A assessoria de imprensa de Flávio Rocha disse ainda que a declaração do pré-candidato é “corroborada por opiniões como a do juiz do 3º Tribunal de Júri do Rio de Janeiro, Alexandre Abrahão, que afirma que o Estatuto do Desarmamento se mostrou totalmente ineficaz ao longo dos últimos 13 anos para impedir mortes violentas no país”. A declaração do juiz não é traz dados que a comprovem.

O índice de homicídios a cada 100 mil habitantes caiu em relação ao ano anterior em cinco ocasiões desde a promulgação do Estatuto do Desarmamento: de 2003 para 2004, de 2004 para 2005, de 2006 para 2007, de 2010 para 2011 e de 2014 para 2015.

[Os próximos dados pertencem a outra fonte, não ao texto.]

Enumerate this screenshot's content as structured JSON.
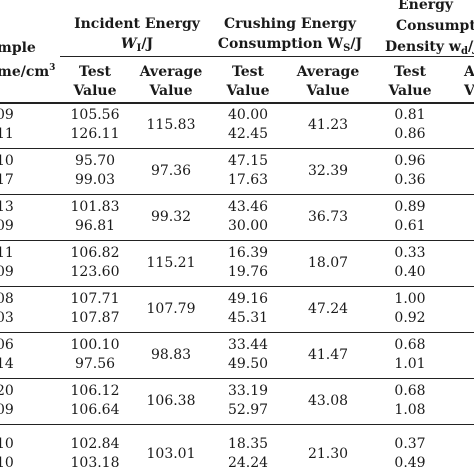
{
  "table": {
    "header": {
      "sample_line1": "mple",
      "sample_line2": "me/cm",
      "sample_sup": "3",
      "incident_line1": "Incident Energy",
      "incident_var": "W",
      "incident_sub": "I",
      "incident_unit": "/J",
      "crushing_line1": "Crushing Energy",
      "crushing_line2": "Consumption W",
      "crushing_sub": "S",
      "crushing_unit": "/J",
      "density_line1": "Energy",
      "density_line2": "Consumpt",
      "density_line3": "Density w",
      "density_sub": "d",
      "density_unit": "/J",
      "test_value": [
        "Test",
        "Value"
      ],
      "average_value": [
        "Average",
        "Value"
      ],
      "partial_average": [
        "A",
        "V"
      ]
    },
    "rows": [
      {
        "sample": [
          "09",
          "11"
        ],
        "wi_test": [
          "105.56",
          "126.11"
        ],
        "wi_avg": "115.83",
        "ws_test": [
          "40.00",
          "42.45"
        ],
        "ws_avg": "41.23",
        "wd_test": [
          "0.81",
          "0.86"
        ]
      },
      {
        "sample": [
          "10",
          "17"
        ],
        "wi_test": [
          "95.70",
          "99.03"
        ],
        "wi_avg": "97.36",
        "ws_test": [
          "47.15",
          "17.63"
        ],
        "ws_avg": "32.39",
        "wd_test": [
          "0.96",
          "0.36"
        ]
      },
      {
        "sample": [
          "13",
          "09"
        ],
        "wi_test": [
          "101.83",
          "96.81"
        ],
        "wi_avg": "99.32",
        "ws_test": [
          "43.46",
          "30.00"
        ],
        "ws_avg": "36.73",
        "wd_test": [
          "0.89",
          "0.61"
        ]
      },
      {
        "sample": [
          "11",
          "09"
        ],
        "wi_test": [
          "106.82",
          "123.60"
        ],
        "wi_avg": "115.21",
        "ws_test": [
          "16.39",
          "19.76"
        ],
        "ws_avg": "18.07",
        "wd_test": [
          "0.33",
          "0.40"
        ]
      },
      {
        "sample": [
          "08",
          "03"
        ],
        "wi_test": [
          "107.71",
          "107.87"
        ],
        "wi_avg": "107.79",
        "ws_test": [
          "49.16",
          "45.31"
        ],
        "ws_avg": "47.24",
        "wd_test": [
          "1.00",
          "0.92"
        ]
      },
      {
        "sample": [
          "06",
          "14"
        ],
        "wi_test": [
          "100.10",
          "97.56"
        ],
        "wi_avg": "98.83",
        "ws_test": [
          "33.44",
          "49.50"
        ],
        "ws_avg": "41.47",
        "wd_test": [
          "0.68",
          "1.01"
        ]
      },
      {
        "sample": [
          "20",
          "09"
        ],
        "wi_test": [
          "106.12",
          "106.64"
        ],
        "wi_avg": "106.38",
        "ws_test": [
          "33.19",
          "52.97"
        ],
        "ws_avg": "43.08",
        "wd_test": [
          "0.68",
          "1.08"
        ]
      },
      {
        "sample": [
          "10",
          "10"
        ],
        "wi_test": [
          "102.84",
          "103.18"
        ],
        "wi_avg": "103.01",
        "ws_test": [
          "18.35",
          "24.24"
        ],
        "ws_avg": "21.30",
        "wd_test": [
          "0.37",
          "0.49"
        ]
      }
    ]
  }
}
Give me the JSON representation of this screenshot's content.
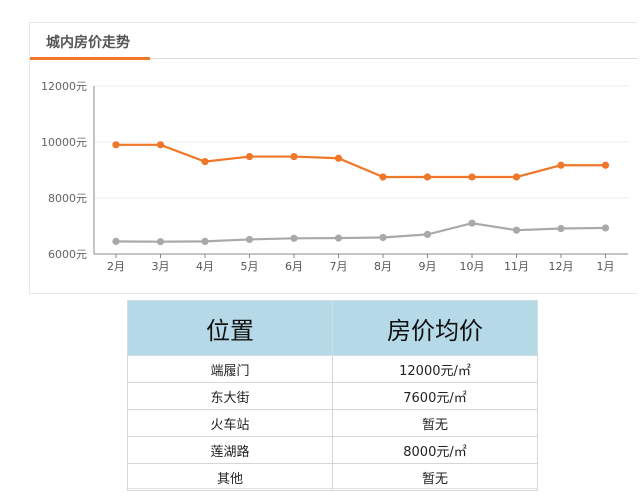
{
  "chart_title": "城内房价走势",
  "chart_data": {
    "type": "line",
    "categories": [
      "2月",
      "3月",
      "4月",
      "5月",
      "6月",
      "7月",
      "8月",
      "9月",
      "10月",
      "11月",
      "12月",
      "1月"
    ],
    "y_tick_labels": [
      "12000元",
      "10000元",
      "8000元",
      "6000元"
    ],
    "y_ticks": [
      12000,
      10000,
      8000,
      6000
    ],
    "ylim": [
      6000,
      12000
    ],
    "series": [
      {
        "color": "#f07628",
        "values": [
          9900,
          9900,
          9300,
          9480,
          9480,
          9420,
          8750,
          8750,
          8750,
          8750,
          9170,
          9170
        ]
      },
      {
        "color": "#a9a9a9",
        "values": [
          6450,
          6440,
          6450,
          6520,
          6560,
          6570,
          6590,
          6700,
          7100,
          6850,
          6910,
          6930
        ]
      }
    ],
    "legend": "none",
    "grid": true
  },
  "table": {
    "headers": [
      "位置",
      "房价均价"
    ],
    "rows": [
      [
        "端履门",
        "12000元/㎡"
      ],
      [
        "东大街",
        "7600元/㎡"
      ],
      [
        "火车站",
        "暂无"
      ],
      [
        "莲湖路",
        "8000元/㎡"
      ],
      [
        "其他",
        "暂无"
      ]
    ]
  }
}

Além das quedas na taxa de homicídios a cada 100 mil habitantes, o índice de homicídios por arma de fogo também registrou redução em relação a 2003. O Atlas atesta que no período imediatamente posterior à aprovação do Estatuto de Desarmamento, entre 2003 e 2007, houve queda nas mortes por armas de fogo no Brasil. No ano de 2013, quando o estatuto completou dez anos, a quantidade de homicídios com armas de fogo no país havia caído 12,6% em relação a 2003, quando a lei foi sancionada.

Um relatório feito pela Fundação Friedrich Ebert em parceria com o Instituto Sou da Paz e divulgado em 2015 traz outros resultados positivos. O documento conclui que o estatuto foi um fator importante para reverter o crescimento acelerado das mortes por arma de fogo no Brasil. Entre 1993 e 2003, a taxa de homicídios cometidos com armas de fogo por 100 mil habitantes crescia 6,9% ao ano. A partir de 2004, houve uma reversão de tendência, com o crescimento caindo para 0,3% ao ano.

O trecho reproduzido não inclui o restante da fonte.